Sainsbury's, a company with 23.775 billion in revenue, just ran an advertisement, asking for an artist to work for free. It began:

Sainsbury's are looking for a creative and an ambitious artist to voluntarily refurbish our canteen. Gain particular experience in the creative industry whilst making our community a comfortable area for our employees to escape to. We seek to find a diverse artist, so we encourage individuals from all ethnic backgrounds, genders and age groups to apply.

I am looking for a company worth 150,000,000 to feed all my artist friends in Manchester. Gain particular experience in the grocery industry making our community of underpaid artists (or in your case...completely unpaid!) be able to have a cooked meal. We seek a rich company, so considering your CEO's earn on average 990,000 more than what the average UK artist you seem perfect to apply"

He goes on, but that's enough to get the idea. I don't know anything about Mr. Collins' artwork, but someone should hire him to write snarky replies to stupid company requests.

Now, it looks like this was something done by one store and not sanctioned by corporate, but their request is not at all unusual. As a writer, I get requests all the time to write for exposure. My response? I'm plenty exposed. You wouldn't have found me otherwise.

One of my writer friends, Jane Lebak, introduced me to an Exposure Contract. The idea is that if the great benefits of "working for exposure" don't appear, the person who "hired" you pays up. Cracks me up.

Listen, companies, stop asking people to do things for free. No artist was going to get any exposure by designing an employee break room. You don't ask an accountant to do your taxes for "exposure." Stop asking creative people to do the same. And if I can't convince you that you should do that, on account of you're a nice human being, I'll appeal to your cheap side. Asking for things for free costs you money in the long run.

You earn a bad reputation. How long until Sainsbury's overcomes this bad press? Hopefully a long time. Even though your company isn't huge, if you keep asking for things for free, you're going to get a reputation as a cheapskate.

You show your employees you don't value them. Yes, you are providing paychecks for your employees, so why do they care if your graphic designer is paid for her time? Because, as they see you cutting corners and taking advantage of them, they understand that you would do the same to them if you could. You don't value talent. You won't pay them more for going above and beyond. You are basically a blood sucking leech.

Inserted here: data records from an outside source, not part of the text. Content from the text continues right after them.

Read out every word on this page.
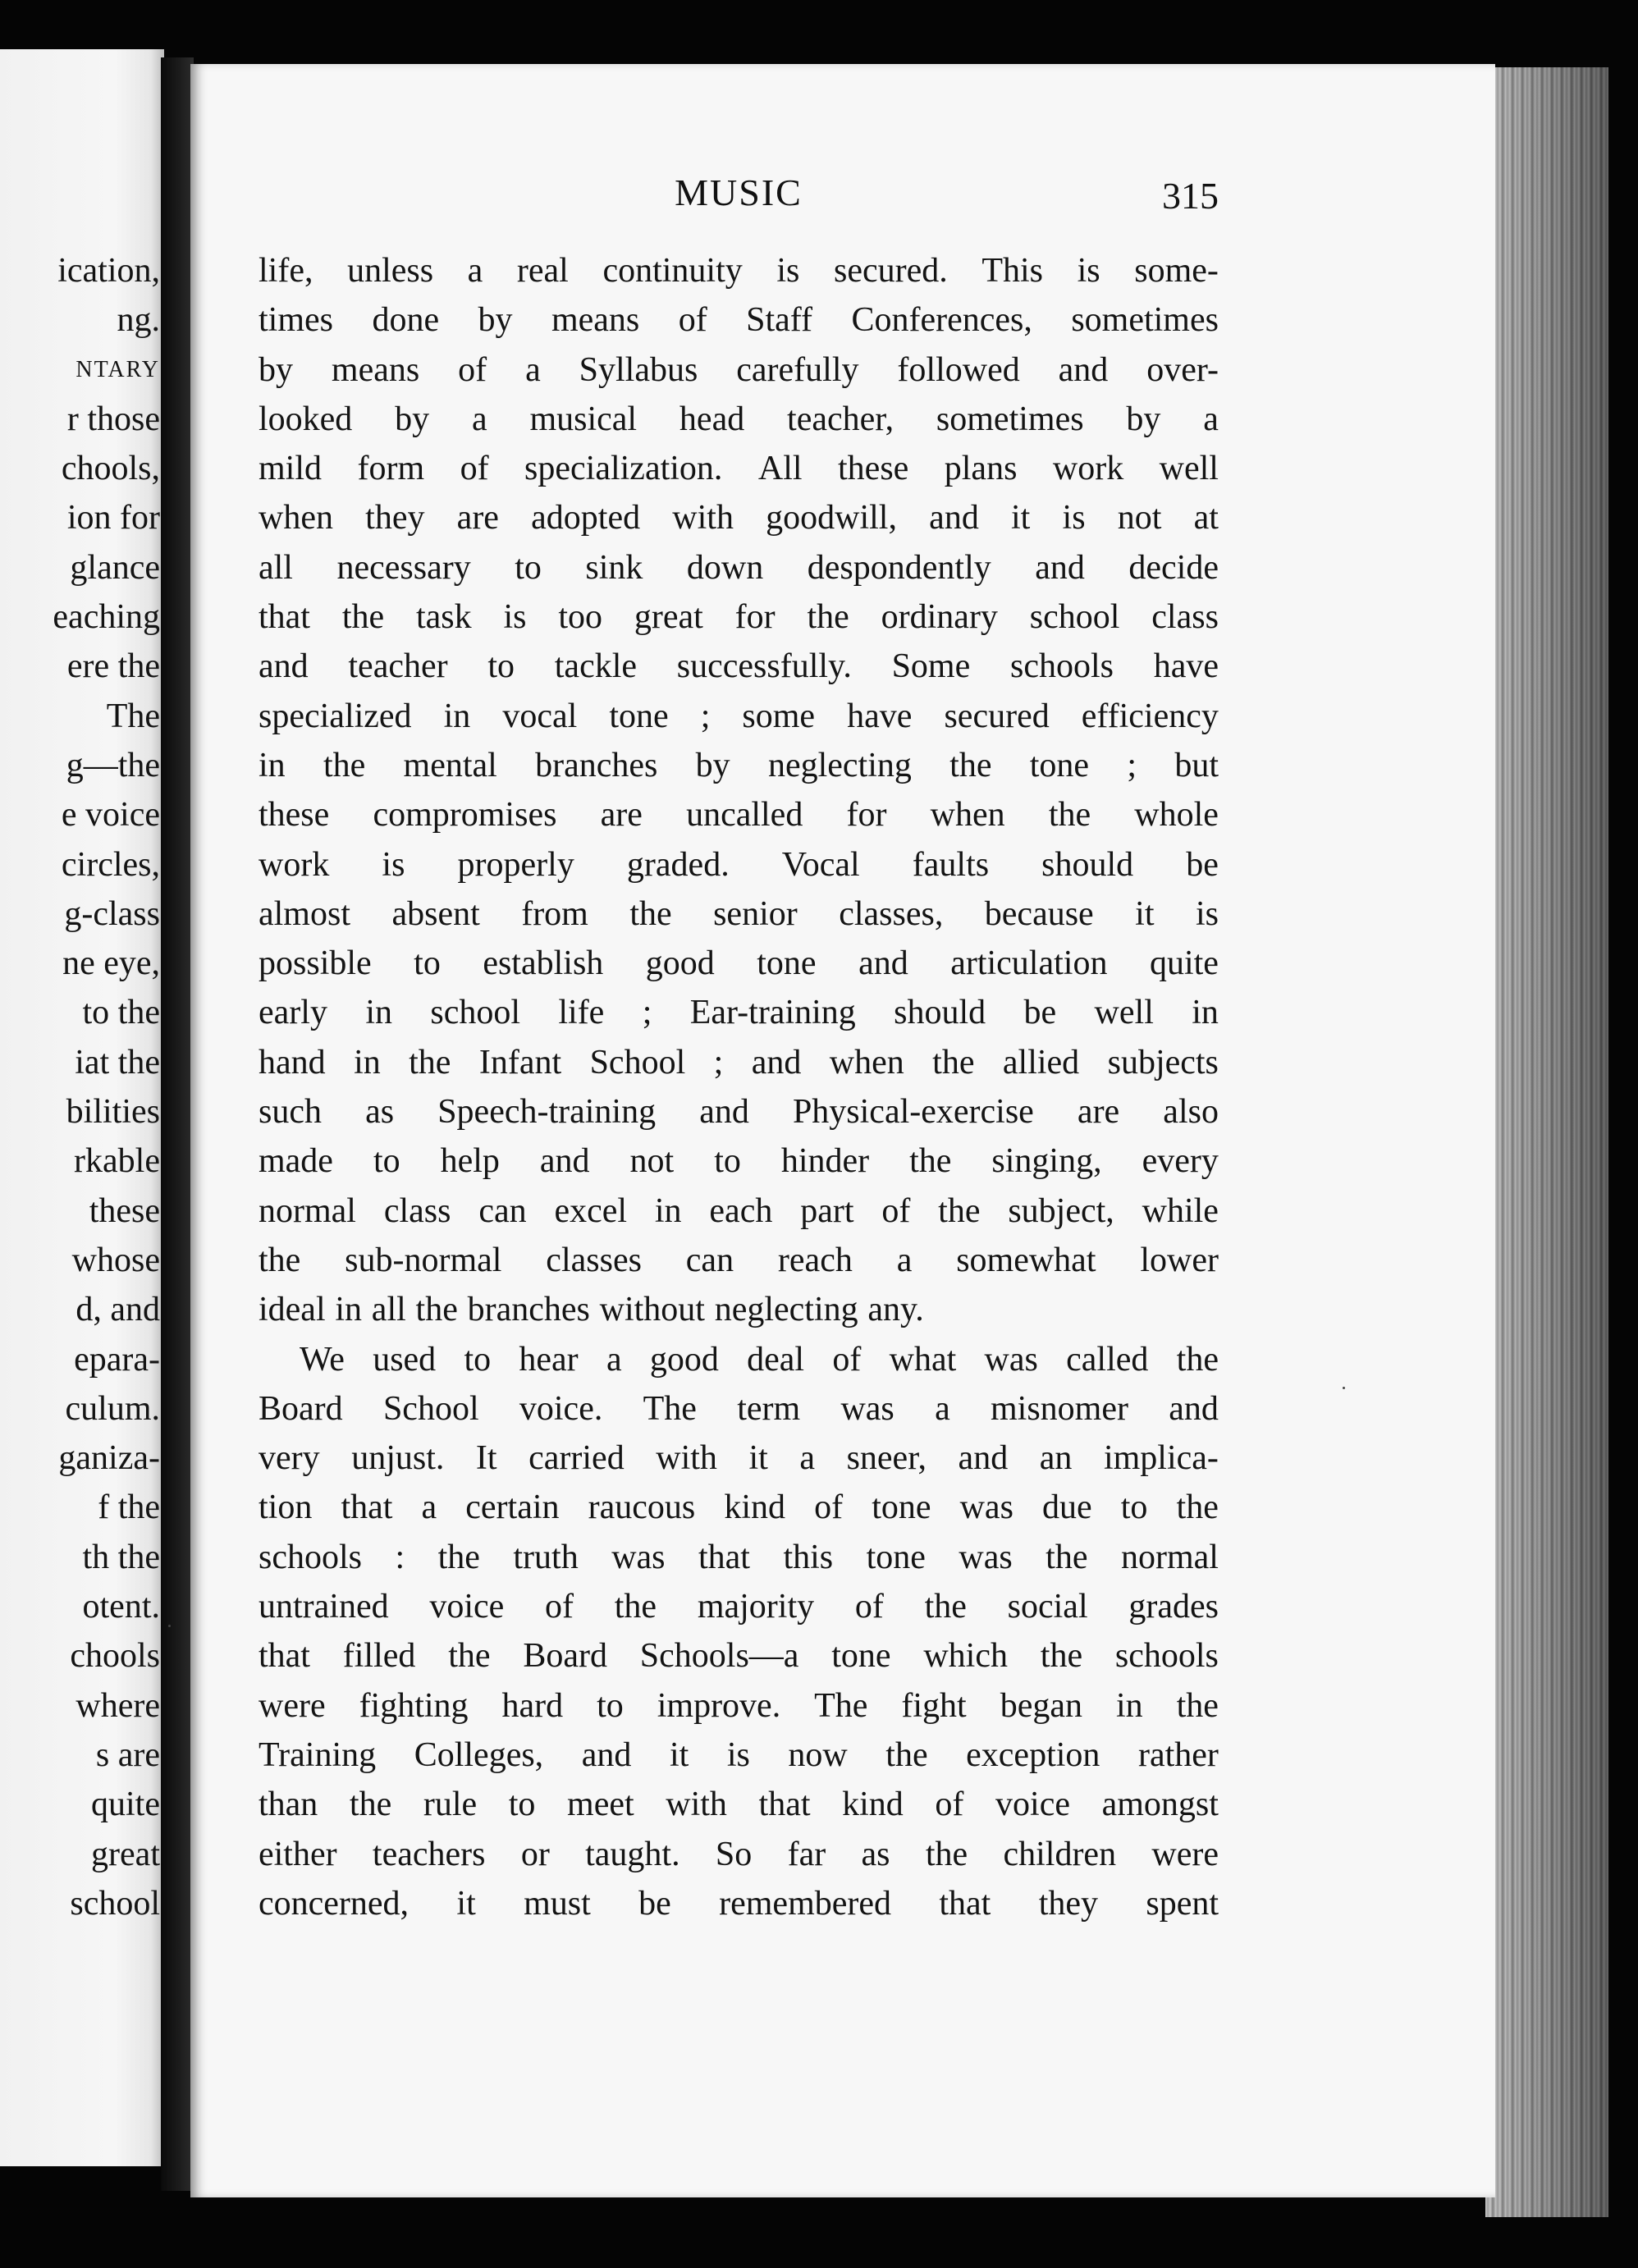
ication,
ng.
NTARY
r those
chools,
ion for
glance
eaching
ere the
The
g—the
e voice
circles,
g-class
ne eye,
to the
iat the
bilities
rkable
these
whose
d, and
epara-
culum.
ganiza-
f the
th the
otent.
chools
where
s are
quite
great
school
MUSIC	315
life, unless a real continuity is secured. This is some-
times done by means of Staff Conferences, sometimes
by means of a Syllabus carefully followed and over-
looked by a musical head teacher, sometimes by a
mild form of specialization. All these plans work well
when they are adopted with goodwill, and it is not at
all necessary to sink down despondently and decide
that the task is too great for the ordinary school class
and teacher to tackle successfully. Some schools have
specialized in vocal tone ; some have secured efficiency
in the mental branches by neglecting the tone ; but
these compromises are uncalled for when the whole
work is properly graded. Vocal faults should be
almost absent from the senior classes, because it is
possible to establish good tone and articulation quite
early in school life ; Ear-training should be well in
hand in the Infant School ; and when the allied subjects
such as Speech-training and Physical-exercise are also
made to help and not to hinder the singing, every
normal class can excel in each part of the subject, while
the sub-normal classes can reach a somewhat lower
ideal in all the branches without neglecting any.
We used to hear a good deal of what was called the
Board School voice. The term was a misnomer and
very unjust. It carried with it a sneer, and an implica-
tion that a certain raucous kind of tone was due to the
schools : the truth was that this tone was the normal
untrained voice of the majority of the social grades
that filled the Board Schools—a tone which the schools
were fighting hard to improve. The fight began in the
Training Colleges, and it is now the exception rather
than the rule to meet with that kind of voice amongst
either teachers or taught. So far as the children were
concerned, it must be remembered that they spent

You get what you pay for. While free is good, free is rarely great. Do you want a professional graphic designer? Pay for one. Do you want a professional writer? Hire one. Do you want someone without experience who will work for exposure? Well, you're going to get someone without the requisite experience. While you might get lucky, you might have to pay an actual professional more to correct the errors. Additionally, if you're not paying, you are a low priority for the person.

The solution? Pay for what you need. Always. If you want to give someone a chance "for exposure" hire an intern and pay her a low wage. That's actually giving someone a chance, unlike what Sainsbury's was asking for. Internships are awesome and relatively inexpensive. Professional work, though? That costs money.